This blog is a presentation based on the uploaded slides.
We have focused a lot of energy on improving our capabilities to execute complex
queries in an efficient manner. The first step on these improvements we took in
MySQL Cluster 7.6, but even more improvements have been made in
MySQL Cluster 8.0.
There are four types of improvements that we have made. One is that we have added
the option to use a shared memory transporter between the MySQL Server and the
NDB data nodes when they are located on the same machine.
The second improvement is the adaptive CPU spinning described in blog post 1.
The third improvement is that we made Read Backup the default, this means that in
complex queries any replica can be used for reading.
Finally we have added a number of algorithmic improvements, these mainly focus on
enabling more parts of the queries to be pushed down into the NDB data nodes.
We described the improvements in 8.0.20 in blog post 2.
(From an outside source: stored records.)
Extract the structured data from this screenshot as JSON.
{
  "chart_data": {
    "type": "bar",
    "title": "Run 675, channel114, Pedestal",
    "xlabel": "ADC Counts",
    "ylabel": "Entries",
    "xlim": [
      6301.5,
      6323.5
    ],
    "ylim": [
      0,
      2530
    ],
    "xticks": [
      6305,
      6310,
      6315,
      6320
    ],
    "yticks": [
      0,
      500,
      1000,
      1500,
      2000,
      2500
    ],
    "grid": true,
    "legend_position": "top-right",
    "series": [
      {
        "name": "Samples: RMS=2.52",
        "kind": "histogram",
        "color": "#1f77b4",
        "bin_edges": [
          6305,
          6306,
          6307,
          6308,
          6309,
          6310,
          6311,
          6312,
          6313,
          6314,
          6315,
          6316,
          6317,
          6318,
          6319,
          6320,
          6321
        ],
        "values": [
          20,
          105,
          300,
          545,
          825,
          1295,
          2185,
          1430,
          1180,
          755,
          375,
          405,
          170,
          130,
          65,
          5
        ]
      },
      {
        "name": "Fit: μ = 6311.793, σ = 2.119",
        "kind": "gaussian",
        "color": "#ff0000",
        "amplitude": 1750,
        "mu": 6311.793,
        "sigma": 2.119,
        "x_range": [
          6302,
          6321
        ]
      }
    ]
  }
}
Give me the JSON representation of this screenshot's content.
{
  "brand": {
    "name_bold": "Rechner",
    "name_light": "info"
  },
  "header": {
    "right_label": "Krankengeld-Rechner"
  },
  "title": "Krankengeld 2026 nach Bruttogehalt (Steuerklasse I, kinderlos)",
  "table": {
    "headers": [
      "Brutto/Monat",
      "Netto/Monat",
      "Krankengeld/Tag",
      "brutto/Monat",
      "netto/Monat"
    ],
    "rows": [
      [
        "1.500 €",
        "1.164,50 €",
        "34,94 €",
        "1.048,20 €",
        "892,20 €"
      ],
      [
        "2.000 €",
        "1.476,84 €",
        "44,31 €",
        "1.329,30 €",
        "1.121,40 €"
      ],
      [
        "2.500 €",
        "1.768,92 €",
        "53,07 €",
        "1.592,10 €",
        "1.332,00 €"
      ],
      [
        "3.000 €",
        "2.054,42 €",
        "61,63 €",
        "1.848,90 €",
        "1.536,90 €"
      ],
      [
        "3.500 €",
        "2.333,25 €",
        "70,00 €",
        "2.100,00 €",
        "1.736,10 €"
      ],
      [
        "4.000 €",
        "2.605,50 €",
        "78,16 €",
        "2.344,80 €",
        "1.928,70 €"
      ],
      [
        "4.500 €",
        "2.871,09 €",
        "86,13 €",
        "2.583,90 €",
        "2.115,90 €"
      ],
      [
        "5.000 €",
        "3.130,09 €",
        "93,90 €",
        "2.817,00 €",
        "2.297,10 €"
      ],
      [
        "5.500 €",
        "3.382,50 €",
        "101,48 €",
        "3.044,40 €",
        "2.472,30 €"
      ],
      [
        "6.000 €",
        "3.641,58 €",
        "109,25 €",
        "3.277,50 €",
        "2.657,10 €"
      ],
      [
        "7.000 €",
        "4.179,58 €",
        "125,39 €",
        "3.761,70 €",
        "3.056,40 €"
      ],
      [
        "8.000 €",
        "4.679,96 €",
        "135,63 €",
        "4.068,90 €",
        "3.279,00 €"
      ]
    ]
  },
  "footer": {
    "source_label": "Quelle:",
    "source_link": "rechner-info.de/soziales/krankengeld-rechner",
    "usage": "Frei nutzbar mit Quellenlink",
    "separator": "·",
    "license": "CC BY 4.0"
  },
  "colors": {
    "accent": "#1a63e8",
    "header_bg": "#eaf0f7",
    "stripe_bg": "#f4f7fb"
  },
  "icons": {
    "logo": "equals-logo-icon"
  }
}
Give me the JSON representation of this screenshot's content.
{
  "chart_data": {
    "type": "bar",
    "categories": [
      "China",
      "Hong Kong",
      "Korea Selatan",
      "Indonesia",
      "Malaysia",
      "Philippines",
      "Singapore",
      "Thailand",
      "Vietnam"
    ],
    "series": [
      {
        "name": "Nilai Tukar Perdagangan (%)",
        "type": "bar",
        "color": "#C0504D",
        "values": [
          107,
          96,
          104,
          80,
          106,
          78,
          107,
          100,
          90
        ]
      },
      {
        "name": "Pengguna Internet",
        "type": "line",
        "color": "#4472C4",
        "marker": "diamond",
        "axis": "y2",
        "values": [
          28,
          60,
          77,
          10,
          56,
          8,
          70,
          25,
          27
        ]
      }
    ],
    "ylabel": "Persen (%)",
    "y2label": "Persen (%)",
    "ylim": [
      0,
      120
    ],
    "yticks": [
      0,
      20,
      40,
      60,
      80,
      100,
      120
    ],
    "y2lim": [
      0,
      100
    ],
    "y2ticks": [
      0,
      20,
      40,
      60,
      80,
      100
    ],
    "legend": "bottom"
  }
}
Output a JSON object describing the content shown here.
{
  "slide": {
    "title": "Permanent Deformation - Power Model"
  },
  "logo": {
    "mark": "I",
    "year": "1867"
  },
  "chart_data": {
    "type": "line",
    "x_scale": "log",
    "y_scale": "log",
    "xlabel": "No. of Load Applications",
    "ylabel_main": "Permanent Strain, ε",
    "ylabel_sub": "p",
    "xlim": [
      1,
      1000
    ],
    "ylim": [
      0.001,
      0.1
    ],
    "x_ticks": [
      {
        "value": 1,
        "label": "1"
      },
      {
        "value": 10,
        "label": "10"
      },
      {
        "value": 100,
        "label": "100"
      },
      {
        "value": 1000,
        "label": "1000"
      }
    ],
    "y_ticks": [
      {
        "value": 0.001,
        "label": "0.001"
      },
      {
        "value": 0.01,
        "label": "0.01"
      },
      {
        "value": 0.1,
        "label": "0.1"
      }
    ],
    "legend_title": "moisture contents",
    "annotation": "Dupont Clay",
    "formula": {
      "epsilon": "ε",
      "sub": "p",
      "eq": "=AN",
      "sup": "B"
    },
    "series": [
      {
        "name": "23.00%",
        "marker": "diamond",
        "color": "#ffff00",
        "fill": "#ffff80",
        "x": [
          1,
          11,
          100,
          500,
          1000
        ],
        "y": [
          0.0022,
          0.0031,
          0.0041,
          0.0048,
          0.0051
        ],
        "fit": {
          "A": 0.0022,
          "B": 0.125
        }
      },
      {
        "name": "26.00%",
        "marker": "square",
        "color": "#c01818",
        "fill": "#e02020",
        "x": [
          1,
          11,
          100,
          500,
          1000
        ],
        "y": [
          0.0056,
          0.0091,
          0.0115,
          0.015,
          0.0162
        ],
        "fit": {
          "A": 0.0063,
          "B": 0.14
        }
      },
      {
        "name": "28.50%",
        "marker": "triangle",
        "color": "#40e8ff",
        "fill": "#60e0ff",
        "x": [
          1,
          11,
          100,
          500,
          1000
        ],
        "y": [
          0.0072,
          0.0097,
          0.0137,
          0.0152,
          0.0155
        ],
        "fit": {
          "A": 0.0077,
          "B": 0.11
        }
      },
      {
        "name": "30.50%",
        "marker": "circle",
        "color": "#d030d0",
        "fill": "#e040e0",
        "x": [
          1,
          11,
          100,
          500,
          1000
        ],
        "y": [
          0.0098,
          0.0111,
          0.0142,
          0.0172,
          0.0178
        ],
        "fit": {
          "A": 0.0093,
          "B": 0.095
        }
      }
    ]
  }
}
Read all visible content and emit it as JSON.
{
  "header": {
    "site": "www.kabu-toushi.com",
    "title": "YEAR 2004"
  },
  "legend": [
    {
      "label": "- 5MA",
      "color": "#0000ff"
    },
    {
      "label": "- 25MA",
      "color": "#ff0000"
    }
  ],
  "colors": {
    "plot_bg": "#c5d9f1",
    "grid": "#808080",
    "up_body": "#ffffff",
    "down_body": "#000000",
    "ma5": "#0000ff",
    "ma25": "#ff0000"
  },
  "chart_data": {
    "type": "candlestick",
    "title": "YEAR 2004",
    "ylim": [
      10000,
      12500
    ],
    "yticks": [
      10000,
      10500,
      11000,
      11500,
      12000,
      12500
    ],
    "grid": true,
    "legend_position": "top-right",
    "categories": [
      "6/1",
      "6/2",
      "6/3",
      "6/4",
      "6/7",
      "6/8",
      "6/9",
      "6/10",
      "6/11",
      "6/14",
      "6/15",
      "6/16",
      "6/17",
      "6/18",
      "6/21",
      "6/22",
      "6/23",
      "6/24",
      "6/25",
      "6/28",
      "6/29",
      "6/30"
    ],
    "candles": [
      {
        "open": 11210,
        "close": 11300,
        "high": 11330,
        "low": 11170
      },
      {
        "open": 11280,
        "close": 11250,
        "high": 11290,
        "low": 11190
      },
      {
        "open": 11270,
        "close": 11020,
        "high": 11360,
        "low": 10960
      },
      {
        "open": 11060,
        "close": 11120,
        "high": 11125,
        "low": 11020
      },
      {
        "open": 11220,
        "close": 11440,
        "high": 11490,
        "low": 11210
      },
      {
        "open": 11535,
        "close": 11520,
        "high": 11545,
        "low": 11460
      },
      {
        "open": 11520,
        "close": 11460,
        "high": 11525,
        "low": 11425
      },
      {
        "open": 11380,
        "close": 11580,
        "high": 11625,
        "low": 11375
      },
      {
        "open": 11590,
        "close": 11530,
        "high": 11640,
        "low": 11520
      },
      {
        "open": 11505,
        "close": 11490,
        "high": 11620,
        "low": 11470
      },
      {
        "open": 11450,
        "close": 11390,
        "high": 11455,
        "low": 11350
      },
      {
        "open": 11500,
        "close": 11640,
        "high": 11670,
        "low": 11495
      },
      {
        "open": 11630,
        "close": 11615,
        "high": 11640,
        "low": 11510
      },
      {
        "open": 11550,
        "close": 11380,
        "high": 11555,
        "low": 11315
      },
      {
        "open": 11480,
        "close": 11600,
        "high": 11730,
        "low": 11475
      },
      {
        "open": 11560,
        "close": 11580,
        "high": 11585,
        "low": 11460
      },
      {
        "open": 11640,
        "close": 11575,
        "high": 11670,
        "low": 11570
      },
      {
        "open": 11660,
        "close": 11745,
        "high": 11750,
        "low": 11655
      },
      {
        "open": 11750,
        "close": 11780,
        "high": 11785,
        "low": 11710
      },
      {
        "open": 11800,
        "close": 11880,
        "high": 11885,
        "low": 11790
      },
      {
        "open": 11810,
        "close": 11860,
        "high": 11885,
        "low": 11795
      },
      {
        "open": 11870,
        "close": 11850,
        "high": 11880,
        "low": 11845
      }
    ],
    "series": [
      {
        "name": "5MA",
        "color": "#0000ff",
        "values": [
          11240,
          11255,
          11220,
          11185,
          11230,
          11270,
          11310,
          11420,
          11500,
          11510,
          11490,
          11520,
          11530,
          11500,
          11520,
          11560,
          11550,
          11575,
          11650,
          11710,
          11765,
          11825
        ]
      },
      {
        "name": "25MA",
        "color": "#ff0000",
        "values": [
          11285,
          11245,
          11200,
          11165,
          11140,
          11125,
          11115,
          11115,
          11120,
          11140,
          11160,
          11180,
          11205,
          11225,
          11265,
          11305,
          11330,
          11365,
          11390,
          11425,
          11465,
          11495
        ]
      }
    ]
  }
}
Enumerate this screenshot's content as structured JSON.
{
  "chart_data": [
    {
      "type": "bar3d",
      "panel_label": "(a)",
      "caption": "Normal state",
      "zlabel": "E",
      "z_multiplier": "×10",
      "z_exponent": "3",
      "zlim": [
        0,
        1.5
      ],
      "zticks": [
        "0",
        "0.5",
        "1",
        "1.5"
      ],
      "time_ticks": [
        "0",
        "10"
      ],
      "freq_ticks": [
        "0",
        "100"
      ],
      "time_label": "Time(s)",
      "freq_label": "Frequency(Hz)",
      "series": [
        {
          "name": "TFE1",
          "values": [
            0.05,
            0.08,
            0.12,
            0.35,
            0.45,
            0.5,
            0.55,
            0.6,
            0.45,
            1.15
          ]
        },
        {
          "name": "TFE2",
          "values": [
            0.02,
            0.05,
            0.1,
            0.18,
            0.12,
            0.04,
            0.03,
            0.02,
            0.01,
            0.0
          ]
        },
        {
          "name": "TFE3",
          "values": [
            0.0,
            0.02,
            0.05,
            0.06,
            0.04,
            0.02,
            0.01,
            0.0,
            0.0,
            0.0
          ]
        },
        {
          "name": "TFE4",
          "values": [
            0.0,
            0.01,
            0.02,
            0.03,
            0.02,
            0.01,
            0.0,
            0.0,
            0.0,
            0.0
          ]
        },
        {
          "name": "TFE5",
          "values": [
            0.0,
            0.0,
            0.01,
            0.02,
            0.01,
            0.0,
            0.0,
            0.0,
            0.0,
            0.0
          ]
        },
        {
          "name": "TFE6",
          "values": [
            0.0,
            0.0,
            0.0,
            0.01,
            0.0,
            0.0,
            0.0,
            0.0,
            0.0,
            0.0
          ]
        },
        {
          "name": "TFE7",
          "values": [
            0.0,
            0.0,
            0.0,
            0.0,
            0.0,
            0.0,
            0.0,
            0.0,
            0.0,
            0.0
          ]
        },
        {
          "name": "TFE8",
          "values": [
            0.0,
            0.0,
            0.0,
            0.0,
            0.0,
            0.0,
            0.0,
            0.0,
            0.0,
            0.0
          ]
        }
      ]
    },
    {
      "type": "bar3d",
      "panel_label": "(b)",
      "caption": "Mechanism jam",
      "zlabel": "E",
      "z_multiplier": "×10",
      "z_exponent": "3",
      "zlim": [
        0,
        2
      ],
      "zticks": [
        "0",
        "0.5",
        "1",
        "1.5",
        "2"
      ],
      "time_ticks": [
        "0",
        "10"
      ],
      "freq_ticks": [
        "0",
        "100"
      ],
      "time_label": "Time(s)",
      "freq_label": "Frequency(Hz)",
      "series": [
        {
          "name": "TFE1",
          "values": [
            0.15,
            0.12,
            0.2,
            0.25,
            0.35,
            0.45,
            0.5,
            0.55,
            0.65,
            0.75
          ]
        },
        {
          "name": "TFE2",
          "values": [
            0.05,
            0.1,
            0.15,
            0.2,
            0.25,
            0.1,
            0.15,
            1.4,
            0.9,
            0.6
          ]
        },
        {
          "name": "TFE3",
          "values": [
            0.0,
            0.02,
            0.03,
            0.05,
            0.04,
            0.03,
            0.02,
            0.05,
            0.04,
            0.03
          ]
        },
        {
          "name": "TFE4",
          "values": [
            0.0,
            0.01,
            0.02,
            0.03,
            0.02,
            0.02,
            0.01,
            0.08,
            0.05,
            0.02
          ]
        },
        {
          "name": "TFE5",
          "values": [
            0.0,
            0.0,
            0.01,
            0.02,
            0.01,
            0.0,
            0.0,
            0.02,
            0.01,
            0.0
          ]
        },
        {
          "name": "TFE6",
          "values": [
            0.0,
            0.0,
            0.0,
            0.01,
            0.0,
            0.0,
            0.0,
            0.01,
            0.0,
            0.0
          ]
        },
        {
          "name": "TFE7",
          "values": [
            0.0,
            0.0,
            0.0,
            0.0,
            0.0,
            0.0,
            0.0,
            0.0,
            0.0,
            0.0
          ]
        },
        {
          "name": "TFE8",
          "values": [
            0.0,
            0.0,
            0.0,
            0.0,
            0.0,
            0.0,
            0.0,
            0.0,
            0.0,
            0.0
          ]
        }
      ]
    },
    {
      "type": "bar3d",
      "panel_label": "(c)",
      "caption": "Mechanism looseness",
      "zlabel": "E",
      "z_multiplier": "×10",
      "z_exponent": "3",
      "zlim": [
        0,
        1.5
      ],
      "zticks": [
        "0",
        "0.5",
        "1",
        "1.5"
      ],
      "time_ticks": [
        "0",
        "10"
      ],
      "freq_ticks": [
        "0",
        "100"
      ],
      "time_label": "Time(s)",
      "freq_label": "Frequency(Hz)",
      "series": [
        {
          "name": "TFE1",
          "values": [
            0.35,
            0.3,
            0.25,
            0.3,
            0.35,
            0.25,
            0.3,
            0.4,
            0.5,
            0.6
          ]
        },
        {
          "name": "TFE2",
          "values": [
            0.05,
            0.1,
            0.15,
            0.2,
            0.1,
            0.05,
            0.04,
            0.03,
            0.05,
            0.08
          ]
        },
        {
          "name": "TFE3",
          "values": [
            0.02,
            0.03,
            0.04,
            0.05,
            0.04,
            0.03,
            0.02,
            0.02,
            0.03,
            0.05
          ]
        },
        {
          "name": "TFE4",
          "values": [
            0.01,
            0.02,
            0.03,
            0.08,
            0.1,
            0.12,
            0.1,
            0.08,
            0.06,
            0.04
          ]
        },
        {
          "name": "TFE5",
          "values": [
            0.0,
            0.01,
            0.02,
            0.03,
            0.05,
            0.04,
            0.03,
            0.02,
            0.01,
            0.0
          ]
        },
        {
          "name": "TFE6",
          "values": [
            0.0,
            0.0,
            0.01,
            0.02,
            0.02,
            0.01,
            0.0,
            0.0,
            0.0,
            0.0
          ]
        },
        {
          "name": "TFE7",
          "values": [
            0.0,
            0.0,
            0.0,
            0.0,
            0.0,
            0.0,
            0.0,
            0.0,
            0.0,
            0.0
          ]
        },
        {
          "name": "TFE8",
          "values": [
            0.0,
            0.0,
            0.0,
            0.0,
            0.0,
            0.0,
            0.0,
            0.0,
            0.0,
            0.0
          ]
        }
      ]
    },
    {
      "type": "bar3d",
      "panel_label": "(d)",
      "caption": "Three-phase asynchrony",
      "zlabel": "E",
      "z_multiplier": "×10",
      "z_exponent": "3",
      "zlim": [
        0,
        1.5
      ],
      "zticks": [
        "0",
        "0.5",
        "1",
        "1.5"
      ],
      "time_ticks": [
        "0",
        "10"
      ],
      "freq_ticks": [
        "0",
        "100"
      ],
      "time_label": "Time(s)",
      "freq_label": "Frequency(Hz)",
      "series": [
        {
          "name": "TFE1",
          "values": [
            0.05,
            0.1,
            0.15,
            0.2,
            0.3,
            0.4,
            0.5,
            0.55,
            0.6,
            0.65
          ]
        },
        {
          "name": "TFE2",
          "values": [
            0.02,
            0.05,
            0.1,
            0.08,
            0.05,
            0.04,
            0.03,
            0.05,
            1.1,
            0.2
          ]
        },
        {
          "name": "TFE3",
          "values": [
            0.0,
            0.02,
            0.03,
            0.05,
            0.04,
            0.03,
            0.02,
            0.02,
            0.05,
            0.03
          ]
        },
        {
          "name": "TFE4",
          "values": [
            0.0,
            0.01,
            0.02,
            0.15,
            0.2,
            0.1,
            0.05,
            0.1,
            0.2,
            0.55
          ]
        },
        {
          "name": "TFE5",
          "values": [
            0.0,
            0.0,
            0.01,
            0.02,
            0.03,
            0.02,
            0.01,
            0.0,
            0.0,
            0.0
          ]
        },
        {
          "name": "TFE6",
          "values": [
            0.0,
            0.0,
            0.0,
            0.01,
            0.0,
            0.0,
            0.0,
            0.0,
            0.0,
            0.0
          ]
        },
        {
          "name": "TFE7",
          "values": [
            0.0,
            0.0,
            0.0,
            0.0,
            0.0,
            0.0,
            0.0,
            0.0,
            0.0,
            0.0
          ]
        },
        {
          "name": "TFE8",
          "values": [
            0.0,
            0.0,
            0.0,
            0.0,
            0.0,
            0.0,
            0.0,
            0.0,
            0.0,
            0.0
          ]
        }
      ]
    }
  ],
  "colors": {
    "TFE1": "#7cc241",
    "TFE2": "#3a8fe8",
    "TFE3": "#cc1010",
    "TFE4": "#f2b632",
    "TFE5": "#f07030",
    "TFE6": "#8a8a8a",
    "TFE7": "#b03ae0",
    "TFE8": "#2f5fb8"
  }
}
Slide 4 shows a 2-node setup optimised for optimal query latency.
In slide 5 we show the improvements in TPC-H comparing MySQL Cluster 8.0.20 vs
MySQL Cluster 7.6.12. 15 out of 22 queries have improved by more 100% and most
of those even a lot more than 100%. 3 queries have improved betwen 50% and 100%.
Only 4 queries have been unaffected by these improvements.
In slide 6 we see the latency improvements that comes from colocating the MySQL
Server and the NDB data nodes using a shared memory transporter. 14 out of 22
queries improve in this scenario and some of them almost 100% and even above
Slide 7 shows the improvements based on using LatencyOptimisedSpinning as
SpinMethod as described in blog post 3. 13 out of 22 queries sees an improvement
in this scenario. Most of them around 15-20% with a few that improves up to 60%.
Slide 8 shows the sum of the improvements of colocation and CPU spinning.
Slide 9 shows that some queries can benefit from more LDMs, but some also get a
negative impact from this. Thus we conclude that there is a limit to have many
fragments we split tables into for optimal latency. This is an important thing
to consider in any distributed DBMS.